Post #2007: The after conversation (what I should have said).


Yesterday I was waiting for the bus on Nanaimo Street when a car pulled up alongside me and a woman got out. She approached (I was the only one there) and said, “Excuse me, we’re going around the neighbourhood asking a question of our neighbours – do you have a minute?” To which I said yes, thinking perhaps it was about the increase in break-ins or some new development that was making people unhappy. I did not notice that her hands clasped a small bible, but even if I had, I would have said yes anyway.

“Do you believe that all the suffering in the world is caused by God?” she asked. To which my unconsidered response was “No, I do not believe that. I’m a non-believer,” and as the pained look spread across her face I said, “I hope you have a good day.” Then she got back into the car her friend was waiting in, and they drove away.

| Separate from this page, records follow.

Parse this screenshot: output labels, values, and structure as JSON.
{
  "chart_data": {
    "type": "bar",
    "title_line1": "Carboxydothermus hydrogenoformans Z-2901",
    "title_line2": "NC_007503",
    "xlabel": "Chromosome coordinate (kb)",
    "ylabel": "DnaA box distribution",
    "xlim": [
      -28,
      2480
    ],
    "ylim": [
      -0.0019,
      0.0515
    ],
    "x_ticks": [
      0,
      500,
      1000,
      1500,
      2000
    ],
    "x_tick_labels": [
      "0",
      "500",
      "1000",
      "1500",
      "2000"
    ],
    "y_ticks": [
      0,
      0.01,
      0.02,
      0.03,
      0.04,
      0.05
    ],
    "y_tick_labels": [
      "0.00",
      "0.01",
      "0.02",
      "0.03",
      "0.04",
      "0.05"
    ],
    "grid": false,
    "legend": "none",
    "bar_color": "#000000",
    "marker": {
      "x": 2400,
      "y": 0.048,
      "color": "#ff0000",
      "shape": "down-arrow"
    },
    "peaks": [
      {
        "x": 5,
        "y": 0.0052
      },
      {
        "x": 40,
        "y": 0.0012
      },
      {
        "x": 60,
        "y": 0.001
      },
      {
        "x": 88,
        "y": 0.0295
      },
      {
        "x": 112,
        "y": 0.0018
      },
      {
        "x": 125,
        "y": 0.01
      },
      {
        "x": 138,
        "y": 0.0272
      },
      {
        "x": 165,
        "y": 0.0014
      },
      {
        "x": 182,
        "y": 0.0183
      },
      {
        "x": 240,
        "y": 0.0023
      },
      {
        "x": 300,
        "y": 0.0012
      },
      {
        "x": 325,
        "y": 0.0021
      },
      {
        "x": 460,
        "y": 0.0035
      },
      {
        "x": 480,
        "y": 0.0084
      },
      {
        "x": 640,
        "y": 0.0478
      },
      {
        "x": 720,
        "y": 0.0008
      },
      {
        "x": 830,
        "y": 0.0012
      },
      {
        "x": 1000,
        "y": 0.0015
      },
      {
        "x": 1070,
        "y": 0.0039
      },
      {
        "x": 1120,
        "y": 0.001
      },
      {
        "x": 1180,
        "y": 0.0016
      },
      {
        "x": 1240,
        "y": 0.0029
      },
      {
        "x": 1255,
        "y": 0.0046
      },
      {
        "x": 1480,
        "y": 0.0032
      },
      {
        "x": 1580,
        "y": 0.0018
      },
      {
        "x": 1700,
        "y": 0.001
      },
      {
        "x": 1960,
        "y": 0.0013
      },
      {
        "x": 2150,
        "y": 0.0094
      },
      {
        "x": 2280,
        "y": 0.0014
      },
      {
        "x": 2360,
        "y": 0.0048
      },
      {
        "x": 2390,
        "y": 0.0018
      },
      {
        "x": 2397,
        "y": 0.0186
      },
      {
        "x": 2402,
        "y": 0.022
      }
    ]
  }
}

The exchange took perhaps only one or two minutes, and as they left I realized how inadequate my response was – for it is not true that I am a non-believer. I do believe in the miracle of science, the capacity for humans to change themselves, the wonder of natural beauty, and the tenacity of life struggling to survive this time and place. And more to the point I have faith – faith that the sun will rise tomorrow, that mostly we will continue to do our best to fix things, that I will find the strength to exist even in times of great suffering, that my love – though physically finite – reverberates through the people with whom I connect.

I sold myself short by saying “I don’t believe,” when really I meant, “I don’t believe in God”. I don’t believe in a world controlled by an entity. I don’t believe in the limitations set forth in the books of any religion. But that’s such a small part of what there is – I would rather be understood as turning toward instead of turning away from.